A descoberta de uma das maiores coleções de pinturas da idade do gelo mostra ao mundo a representação de animais e humanos que viveram há cerca de 12.500 anos.
Pintura rupestre fotografada em San José del Guaviare, Colômbia, em 2012. Foto de Luis Alveart/Flickr.
Pintura rupestre fotografada em San José del Guaviare, Colômbia, em 2012. Foto de Luis Alveart/Flickr.

Uma equipa de investigadores britânicos e colombianos anunciou a descoberta de um enorme conjunto de pinturas rupestres em Serranía de la Lindosa, uma zona da floresta amazónica sob controlo das Forças Armadas Revolucionárias da Colômbia. A descoberta já tem um ano mas foi mantida em segredo devido à gravação de um documentário do Channel4 sobre a região, que estreia em dezembro.

Em 13 quilómetros de rocha, pinturas com uma idade estimada em cerca de 12.500 anos representam seres humanos, animais, alguns já extintos como o mastodonte e o palaeolama, e figuras geométricas.

José Iriarte, professor de Arqueologia na Universidade de Exeter, foi o líder da expedição que teve fundos do Conselho Europeu de Investigação. Ao The Guardian, mostrou-se emocionado com a descoberta: “estamos a falar de várias dezenas de milhares de quadros. Vai demorar gerações para os registar… Sempre que se dá uma volta, encontra-se uma nova parede com pinturas.”

E o investigador, que acha que ainda há muito mais por descobrir na zona, acrescenta: “as pinturas são tão naturais e tão bem feitas que há muito pouca margem para dúvida que estamos a ver, por exemplo, um cavalo.
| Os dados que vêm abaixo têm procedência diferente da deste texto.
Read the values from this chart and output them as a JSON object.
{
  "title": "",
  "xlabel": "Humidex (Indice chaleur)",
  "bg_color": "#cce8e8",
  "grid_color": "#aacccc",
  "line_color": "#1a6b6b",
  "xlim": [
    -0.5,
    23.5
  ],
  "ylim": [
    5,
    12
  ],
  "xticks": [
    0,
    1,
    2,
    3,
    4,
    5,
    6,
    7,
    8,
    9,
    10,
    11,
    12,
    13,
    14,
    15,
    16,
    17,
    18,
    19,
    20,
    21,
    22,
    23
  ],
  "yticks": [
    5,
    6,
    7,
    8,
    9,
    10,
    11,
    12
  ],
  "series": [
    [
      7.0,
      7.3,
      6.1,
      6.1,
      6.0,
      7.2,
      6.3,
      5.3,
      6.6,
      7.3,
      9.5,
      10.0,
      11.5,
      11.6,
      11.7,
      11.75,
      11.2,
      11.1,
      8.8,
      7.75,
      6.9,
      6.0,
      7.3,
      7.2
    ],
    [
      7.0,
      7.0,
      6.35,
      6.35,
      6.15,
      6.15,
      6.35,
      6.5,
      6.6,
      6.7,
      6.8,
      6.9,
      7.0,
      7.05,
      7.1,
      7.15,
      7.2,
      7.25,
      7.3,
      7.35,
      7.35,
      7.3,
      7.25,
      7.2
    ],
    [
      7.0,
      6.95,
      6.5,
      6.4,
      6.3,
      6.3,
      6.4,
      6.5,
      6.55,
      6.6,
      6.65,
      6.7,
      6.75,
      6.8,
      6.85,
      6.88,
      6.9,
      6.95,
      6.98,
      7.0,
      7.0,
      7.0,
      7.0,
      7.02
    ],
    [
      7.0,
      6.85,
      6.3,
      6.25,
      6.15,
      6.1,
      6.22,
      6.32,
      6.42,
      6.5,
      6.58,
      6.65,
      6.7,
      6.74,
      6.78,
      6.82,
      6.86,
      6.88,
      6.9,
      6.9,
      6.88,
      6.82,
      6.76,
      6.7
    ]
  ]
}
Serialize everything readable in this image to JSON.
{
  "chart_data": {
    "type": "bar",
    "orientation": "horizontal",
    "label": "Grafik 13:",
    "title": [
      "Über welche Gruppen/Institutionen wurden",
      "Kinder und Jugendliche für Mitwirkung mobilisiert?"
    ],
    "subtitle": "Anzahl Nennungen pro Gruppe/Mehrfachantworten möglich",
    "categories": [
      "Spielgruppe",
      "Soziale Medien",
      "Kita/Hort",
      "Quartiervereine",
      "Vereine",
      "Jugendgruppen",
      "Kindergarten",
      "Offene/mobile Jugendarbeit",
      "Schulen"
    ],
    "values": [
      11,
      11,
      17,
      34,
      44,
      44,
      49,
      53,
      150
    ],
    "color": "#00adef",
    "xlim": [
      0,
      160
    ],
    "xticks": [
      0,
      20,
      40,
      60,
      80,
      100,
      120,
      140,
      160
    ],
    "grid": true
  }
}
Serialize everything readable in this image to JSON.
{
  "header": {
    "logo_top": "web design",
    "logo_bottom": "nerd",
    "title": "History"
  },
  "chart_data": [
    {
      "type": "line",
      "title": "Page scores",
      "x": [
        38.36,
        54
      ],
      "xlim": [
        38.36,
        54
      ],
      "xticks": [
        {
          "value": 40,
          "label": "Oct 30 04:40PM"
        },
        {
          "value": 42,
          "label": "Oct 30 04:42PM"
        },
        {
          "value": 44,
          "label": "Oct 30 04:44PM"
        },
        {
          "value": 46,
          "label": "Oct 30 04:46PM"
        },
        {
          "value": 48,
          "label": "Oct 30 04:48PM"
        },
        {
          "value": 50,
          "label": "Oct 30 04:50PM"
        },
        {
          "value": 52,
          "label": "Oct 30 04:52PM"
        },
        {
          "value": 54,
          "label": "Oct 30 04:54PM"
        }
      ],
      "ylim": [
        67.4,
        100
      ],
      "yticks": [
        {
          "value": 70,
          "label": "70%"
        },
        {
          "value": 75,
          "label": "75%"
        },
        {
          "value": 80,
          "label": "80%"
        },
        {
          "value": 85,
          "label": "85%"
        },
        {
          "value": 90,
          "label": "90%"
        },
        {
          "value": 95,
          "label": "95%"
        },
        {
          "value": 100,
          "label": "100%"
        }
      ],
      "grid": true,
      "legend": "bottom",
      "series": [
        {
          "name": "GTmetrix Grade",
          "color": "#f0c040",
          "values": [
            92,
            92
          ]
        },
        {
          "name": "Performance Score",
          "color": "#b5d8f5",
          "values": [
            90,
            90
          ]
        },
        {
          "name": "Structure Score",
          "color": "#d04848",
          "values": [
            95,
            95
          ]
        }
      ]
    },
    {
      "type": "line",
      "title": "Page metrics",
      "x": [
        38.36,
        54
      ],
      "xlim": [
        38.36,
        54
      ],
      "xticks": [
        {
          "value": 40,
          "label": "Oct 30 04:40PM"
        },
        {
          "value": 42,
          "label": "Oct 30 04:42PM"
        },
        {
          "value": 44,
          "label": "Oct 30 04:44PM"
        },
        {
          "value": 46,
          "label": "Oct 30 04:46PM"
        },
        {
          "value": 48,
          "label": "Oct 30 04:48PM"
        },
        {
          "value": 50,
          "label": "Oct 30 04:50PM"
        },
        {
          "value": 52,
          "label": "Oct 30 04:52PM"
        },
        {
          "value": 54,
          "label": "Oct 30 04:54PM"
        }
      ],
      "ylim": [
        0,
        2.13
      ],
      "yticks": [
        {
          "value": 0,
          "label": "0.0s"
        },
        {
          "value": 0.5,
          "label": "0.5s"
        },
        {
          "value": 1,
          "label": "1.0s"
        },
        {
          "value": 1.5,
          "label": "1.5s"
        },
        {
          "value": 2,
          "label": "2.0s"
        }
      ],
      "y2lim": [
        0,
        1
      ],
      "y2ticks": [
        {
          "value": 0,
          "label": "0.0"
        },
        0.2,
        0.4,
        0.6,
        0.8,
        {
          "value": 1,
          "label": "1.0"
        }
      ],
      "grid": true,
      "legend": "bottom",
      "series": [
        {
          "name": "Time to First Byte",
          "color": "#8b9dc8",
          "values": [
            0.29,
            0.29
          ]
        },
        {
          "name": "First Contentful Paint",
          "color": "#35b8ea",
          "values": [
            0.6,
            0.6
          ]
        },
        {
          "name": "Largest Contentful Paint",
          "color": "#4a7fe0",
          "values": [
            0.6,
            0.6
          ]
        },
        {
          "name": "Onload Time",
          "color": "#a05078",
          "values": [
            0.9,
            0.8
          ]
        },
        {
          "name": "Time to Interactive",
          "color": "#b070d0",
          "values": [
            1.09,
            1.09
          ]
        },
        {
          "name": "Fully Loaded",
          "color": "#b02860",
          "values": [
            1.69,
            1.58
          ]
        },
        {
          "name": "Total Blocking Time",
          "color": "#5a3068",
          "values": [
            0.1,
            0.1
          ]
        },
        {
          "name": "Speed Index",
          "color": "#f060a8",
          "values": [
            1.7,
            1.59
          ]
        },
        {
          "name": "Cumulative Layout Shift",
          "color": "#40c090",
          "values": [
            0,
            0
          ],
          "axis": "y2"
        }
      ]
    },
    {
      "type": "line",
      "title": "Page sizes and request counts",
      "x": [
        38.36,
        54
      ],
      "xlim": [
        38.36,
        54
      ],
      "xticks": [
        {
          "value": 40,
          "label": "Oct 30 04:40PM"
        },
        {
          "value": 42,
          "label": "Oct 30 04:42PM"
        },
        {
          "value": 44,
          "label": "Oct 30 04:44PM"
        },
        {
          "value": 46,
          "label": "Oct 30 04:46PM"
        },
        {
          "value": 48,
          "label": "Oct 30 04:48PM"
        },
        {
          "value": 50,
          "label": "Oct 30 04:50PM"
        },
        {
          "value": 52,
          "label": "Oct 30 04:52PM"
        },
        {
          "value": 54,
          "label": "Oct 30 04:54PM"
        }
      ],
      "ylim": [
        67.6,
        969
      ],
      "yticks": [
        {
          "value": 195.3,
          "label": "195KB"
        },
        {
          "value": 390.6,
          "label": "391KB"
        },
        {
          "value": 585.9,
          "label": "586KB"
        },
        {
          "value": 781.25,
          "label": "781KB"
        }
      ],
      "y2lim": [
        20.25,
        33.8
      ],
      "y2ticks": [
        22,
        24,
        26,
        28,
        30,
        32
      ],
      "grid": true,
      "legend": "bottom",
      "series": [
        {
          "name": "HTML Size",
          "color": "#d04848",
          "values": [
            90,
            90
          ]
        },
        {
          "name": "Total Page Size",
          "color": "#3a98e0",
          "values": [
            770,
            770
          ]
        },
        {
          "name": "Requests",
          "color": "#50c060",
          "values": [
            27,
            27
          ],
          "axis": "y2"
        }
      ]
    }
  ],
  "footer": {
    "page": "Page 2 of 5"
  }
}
O cavalo da idade do gelo tinha uma cara pesada, selvagem. É tão detalhada que até podemos ver o pelo do cavalo. É fascinante”.

A apresentadora do documentário, a arqueóloga Ella Al-Shamahi, também se mostra impressionada. Por exemplo com a dimensão das pinturas e com a sua posição em lugares cimeiros das escarpas, algumas das quais só se conseguem ver com a ajuda de drones. “Uma das coisas mais fascinantes foi ver a megafauna da idade do gelo porque é um marcador do tempo. Penso que as pessoas não compreendem que a Amazónia mudou o seu aspecto. Nem sempre foi esta floresta tropical,” esclareceu.